Réalisé par W.R. Fassbinder pour la télévision, « Le Monde sur le Fil » semble autant un film méconnu qu’il pourrait bien avoir référencé des films comme « Matrix » ou « Inception ». Avec un sujet totalement métaphysique qu’est celui d’une vie artificielle dans un futur indéterminé, saigné par l’industrie, le film suis le professeur Stiller, détenant les clés d’un projet pharaonique, qui est en proie à des phénomènes étranges, des hallucinations en passant par la paranoïa.

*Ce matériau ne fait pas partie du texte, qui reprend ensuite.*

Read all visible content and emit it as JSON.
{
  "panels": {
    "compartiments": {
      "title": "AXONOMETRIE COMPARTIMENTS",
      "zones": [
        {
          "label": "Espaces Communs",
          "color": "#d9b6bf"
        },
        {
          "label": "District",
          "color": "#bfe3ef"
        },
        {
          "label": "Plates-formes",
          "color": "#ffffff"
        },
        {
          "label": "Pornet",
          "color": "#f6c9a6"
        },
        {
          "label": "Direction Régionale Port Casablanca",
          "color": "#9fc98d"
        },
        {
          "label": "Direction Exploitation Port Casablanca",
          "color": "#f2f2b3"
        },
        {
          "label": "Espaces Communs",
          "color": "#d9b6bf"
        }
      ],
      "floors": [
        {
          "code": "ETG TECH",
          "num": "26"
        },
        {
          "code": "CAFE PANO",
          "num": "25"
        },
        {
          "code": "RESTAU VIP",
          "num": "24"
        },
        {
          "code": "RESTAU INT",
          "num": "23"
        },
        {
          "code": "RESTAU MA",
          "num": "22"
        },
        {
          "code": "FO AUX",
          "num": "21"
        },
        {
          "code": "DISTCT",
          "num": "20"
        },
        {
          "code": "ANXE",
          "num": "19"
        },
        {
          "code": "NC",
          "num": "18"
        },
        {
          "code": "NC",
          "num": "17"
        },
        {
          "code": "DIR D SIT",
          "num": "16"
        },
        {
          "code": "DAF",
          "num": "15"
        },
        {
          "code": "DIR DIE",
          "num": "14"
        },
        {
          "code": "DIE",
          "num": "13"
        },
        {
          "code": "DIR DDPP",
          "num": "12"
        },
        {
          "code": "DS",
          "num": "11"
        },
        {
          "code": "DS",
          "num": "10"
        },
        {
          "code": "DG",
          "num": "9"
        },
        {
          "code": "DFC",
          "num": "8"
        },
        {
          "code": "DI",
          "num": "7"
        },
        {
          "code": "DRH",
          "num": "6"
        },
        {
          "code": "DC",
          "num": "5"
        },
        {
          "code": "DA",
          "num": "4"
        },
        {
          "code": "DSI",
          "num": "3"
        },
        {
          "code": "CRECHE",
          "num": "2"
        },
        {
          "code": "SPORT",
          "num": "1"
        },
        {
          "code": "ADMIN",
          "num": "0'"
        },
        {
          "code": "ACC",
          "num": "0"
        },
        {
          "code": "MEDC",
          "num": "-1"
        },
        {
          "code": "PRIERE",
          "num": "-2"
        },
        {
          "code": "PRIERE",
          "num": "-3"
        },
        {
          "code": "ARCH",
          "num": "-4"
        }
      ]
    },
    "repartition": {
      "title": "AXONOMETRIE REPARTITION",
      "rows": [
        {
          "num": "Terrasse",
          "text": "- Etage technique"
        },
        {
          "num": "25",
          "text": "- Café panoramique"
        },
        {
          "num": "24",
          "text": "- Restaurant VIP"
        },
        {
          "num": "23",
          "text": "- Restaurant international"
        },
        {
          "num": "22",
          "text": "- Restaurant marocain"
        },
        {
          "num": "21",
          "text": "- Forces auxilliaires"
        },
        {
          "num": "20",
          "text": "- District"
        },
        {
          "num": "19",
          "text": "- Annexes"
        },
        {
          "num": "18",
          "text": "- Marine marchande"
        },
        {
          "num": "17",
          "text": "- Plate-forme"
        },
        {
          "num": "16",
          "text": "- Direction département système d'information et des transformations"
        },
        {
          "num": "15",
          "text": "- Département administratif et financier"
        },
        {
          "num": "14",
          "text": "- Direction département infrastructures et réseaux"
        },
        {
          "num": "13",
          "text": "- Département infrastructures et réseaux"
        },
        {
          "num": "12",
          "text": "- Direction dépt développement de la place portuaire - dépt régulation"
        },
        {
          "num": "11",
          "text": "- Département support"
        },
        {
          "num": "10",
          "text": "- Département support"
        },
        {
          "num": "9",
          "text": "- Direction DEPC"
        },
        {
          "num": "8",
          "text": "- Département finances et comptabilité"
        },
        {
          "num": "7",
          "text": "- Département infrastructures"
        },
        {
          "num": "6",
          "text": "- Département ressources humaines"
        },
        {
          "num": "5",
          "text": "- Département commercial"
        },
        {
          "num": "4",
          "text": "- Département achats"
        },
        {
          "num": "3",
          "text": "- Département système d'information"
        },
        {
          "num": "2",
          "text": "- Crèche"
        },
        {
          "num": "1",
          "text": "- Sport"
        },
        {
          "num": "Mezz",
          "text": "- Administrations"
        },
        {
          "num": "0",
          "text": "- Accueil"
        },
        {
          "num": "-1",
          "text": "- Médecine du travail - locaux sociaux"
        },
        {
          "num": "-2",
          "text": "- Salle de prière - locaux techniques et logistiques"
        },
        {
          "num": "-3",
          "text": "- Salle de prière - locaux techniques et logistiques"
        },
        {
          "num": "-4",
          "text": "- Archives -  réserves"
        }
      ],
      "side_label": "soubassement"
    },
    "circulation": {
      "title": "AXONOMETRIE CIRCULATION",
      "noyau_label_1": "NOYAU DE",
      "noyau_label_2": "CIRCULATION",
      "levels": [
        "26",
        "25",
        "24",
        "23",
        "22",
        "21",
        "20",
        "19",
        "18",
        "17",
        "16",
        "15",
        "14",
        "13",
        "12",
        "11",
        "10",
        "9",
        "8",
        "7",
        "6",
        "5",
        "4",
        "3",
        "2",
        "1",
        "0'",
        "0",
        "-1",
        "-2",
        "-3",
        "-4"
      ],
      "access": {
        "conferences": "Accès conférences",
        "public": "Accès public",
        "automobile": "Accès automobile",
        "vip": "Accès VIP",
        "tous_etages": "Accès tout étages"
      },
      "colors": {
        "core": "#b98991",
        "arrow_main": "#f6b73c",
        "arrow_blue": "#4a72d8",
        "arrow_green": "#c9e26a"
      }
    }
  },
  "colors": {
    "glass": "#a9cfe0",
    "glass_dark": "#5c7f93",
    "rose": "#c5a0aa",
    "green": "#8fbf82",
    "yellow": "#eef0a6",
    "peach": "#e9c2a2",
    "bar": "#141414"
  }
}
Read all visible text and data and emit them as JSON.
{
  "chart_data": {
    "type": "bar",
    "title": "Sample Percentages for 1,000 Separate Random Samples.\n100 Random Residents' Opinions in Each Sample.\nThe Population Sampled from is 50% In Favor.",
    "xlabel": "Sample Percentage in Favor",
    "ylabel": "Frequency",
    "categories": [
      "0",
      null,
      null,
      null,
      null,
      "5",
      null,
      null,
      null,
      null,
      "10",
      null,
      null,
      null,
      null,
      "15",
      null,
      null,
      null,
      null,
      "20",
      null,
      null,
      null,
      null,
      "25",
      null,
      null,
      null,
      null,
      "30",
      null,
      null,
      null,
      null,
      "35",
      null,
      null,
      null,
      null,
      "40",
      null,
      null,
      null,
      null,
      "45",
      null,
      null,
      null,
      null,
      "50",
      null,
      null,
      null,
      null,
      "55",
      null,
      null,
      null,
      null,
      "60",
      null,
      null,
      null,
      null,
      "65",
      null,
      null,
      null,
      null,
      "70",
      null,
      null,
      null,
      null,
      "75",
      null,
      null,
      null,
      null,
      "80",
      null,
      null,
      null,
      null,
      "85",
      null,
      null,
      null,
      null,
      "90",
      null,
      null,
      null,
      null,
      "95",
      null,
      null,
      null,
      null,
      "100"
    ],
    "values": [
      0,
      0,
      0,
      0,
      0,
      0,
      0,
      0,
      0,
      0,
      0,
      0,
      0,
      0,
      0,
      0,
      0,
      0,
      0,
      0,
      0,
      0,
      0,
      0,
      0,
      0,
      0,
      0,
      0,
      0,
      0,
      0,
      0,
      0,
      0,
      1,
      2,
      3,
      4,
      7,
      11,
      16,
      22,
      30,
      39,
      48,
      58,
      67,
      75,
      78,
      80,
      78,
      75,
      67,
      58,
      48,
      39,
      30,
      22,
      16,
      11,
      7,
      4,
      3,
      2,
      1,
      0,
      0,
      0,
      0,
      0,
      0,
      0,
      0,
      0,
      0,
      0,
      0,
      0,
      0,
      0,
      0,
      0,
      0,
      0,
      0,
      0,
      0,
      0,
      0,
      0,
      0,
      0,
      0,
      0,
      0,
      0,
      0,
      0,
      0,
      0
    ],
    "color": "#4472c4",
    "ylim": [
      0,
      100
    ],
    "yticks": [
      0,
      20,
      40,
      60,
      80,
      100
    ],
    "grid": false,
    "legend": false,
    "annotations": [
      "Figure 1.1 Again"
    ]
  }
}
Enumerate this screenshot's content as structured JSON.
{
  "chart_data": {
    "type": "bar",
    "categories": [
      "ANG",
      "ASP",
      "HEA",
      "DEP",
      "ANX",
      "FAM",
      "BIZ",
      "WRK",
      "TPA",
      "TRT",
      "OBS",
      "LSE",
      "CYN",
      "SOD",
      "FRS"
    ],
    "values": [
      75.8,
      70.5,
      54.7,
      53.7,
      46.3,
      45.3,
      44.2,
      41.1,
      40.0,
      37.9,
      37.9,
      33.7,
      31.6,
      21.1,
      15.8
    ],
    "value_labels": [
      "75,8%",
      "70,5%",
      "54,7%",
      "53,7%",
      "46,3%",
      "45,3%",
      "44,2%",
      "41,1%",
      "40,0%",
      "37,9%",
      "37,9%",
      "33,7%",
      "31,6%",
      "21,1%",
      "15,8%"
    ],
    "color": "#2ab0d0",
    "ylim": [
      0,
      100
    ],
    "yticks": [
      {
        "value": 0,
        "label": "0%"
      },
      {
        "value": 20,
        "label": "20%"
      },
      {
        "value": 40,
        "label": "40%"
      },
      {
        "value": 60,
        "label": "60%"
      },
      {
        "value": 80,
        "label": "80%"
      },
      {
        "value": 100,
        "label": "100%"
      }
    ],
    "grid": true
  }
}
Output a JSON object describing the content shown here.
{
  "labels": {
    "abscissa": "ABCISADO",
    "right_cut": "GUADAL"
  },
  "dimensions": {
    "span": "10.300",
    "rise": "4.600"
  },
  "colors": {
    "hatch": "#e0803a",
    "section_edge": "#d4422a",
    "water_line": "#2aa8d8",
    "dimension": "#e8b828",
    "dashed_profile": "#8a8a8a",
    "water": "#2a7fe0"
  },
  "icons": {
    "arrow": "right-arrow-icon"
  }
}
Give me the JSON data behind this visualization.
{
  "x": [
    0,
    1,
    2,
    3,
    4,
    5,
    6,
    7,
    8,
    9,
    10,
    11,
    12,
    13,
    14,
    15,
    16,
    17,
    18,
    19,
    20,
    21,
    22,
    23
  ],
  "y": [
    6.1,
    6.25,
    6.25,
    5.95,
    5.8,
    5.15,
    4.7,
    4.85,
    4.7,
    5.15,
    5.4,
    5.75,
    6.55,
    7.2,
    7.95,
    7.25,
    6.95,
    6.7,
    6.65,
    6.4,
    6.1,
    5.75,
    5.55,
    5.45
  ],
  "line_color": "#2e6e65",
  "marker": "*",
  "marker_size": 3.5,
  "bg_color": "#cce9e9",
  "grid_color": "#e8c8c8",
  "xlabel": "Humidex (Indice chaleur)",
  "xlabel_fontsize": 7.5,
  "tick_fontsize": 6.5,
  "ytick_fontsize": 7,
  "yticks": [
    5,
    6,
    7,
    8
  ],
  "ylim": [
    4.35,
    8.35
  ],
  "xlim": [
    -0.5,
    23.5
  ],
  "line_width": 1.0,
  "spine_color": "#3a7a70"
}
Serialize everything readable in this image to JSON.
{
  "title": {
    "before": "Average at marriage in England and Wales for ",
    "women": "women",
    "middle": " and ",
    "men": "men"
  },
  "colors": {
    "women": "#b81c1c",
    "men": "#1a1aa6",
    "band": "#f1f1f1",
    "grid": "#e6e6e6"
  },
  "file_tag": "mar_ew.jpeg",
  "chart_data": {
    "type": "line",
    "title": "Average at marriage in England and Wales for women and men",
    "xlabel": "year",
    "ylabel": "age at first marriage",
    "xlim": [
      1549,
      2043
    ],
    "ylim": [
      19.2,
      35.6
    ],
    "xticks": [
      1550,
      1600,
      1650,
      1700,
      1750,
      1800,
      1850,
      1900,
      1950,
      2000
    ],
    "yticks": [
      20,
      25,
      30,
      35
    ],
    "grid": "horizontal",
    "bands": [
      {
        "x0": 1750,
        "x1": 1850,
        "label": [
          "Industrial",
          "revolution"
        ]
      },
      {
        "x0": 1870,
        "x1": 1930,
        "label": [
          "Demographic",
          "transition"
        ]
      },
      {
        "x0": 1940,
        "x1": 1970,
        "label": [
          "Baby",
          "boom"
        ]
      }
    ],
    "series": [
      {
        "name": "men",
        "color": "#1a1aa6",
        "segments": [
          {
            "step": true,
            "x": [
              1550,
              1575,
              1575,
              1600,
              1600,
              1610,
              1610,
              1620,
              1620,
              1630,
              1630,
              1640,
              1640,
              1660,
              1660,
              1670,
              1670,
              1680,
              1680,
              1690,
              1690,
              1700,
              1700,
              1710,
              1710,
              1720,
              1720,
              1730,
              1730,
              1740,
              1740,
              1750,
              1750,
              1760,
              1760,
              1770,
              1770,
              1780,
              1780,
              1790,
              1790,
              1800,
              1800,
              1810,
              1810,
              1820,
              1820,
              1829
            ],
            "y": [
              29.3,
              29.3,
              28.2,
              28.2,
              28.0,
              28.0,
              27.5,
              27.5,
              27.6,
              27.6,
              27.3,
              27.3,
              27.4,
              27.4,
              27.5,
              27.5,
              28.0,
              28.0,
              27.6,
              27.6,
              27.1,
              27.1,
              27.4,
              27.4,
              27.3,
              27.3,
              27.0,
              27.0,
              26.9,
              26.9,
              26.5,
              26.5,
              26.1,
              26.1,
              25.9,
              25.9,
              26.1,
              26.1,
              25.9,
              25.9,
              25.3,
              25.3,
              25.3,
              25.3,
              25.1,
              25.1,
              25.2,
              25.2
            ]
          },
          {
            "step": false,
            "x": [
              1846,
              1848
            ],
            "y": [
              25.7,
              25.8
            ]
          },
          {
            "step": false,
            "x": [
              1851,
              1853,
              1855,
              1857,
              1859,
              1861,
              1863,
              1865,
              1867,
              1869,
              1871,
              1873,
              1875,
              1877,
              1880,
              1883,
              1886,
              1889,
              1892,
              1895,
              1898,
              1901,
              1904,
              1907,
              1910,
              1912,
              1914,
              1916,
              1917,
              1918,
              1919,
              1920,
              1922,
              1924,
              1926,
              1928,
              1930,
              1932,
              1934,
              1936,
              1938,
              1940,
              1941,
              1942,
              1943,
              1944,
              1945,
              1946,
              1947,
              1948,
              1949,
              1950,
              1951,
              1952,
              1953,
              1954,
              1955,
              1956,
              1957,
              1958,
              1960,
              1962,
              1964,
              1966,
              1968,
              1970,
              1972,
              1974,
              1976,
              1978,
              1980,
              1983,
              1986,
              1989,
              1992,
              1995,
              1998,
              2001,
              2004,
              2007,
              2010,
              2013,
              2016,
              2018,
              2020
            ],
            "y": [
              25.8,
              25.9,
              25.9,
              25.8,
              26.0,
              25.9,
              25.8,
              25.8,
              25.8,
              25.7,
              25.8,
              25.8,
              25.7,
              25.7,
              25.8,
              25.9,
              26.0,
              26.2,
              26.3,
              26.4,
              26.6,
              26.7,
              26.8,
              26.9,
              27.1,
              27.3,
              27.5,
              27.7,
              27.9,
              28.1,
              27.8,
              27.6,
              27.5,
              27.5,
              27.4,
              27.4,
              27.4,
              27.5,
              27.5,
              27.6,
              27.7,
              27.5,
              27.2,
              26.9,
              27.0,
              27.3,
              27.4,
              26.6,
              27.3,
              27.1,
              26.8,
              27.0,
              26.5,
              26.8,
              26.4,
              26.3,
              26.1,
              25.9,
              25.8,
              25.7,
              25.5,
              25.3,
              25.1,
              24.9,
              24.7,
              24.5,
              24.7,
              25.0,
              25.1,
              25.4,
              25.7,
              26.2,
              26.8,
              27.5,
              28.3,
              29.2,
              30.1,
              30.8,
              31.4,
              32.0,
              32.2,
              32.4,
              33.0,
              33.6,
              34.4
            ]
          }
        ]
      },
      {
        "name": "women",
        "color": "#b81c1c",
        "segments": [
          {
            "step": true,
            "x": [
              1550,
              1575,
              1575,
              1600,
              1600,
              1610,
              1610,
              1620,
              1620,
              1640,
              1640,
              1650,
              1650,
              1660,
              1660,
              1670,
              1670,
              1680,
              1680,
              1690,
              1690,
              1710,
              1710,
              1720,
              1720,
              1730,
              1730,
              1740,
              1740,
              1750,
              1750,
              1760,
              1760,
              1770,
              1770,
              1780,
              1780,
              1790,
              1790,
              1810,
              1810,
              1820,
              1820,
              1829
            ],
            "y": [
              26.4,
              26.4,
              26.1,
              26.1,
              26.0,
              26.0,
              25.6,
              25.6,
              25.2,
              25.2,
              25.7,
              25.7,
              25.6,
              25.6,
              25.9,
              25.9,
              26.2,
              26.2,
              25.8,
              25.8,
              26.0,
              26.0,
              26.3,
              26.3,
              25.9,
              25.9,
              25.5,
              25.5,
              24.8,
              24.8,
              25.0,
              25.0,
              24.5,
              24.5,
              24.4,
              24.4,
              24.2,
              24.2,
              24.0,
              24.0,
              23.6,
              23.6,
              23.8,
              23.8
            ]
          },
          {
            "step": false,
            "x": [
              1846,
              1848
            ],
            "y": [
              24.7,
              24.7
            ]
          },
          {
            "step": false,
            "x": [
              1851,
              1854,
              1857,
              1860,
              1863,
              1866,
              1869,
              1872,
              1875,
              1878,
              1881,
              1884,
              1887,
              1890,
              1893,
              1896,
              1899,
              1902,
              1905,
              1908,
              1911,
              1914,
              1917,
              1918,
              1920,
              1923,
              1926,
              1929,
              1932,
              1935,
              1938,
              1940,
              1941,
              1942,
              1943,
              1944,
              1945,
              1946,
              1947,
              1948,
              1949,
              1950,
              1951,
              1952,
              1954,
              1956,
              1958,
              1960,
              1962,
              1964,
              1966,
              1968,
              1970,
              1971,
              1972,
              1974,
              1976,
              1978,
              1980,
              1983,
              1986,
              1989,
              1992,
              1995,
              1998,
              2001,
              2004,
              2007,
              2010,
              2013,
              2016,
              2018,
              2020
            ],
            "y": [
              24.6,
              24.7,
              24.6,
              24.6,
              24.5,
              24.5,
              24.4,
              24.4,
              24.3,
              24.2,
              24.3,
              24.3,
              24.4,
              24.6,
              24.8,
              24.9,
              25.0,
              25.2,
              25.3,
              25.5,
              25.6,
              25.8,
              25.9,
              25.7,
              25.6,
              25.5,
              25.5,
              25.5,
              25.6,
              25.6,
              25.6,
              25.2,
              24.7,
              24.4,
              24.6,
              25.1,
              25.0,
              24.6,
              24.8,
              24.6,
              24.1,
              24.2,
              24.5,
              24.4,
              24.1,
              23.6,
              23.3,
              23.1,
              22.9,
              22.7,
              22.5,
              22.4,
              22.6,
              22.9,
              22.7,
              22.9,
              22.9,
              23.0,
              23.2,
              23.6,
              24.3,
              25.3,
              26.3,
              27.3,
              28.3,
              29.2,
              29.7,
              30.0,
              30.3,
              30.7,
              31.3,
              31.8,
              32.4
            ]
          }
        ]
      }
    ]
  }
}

Admettant -comme il semble tant aimer le faire, à son image une structure quasiment géométrique, Fassbinder arrive particulièrement vite à créer une ambiance des plus alléchantes, soumettant les acteurs à des formes. Comme cette image incroyable en plan serré, quand le visage du protagoniste est à moitié caché par des bandes qui semblent découper l’image, des bandes qui ne sont que des simples stores. Cette composition règne sur tout le film, avec une ambiance folle comme celle d’une course poursuite. Plus on observe Fassbinder, plus on se rend compte que la composition de chacun de ses plans est architecturale, entre les ombres et les reflets très nombreux, le réalisateur semblant particulièrement aimer cet effet si particulier.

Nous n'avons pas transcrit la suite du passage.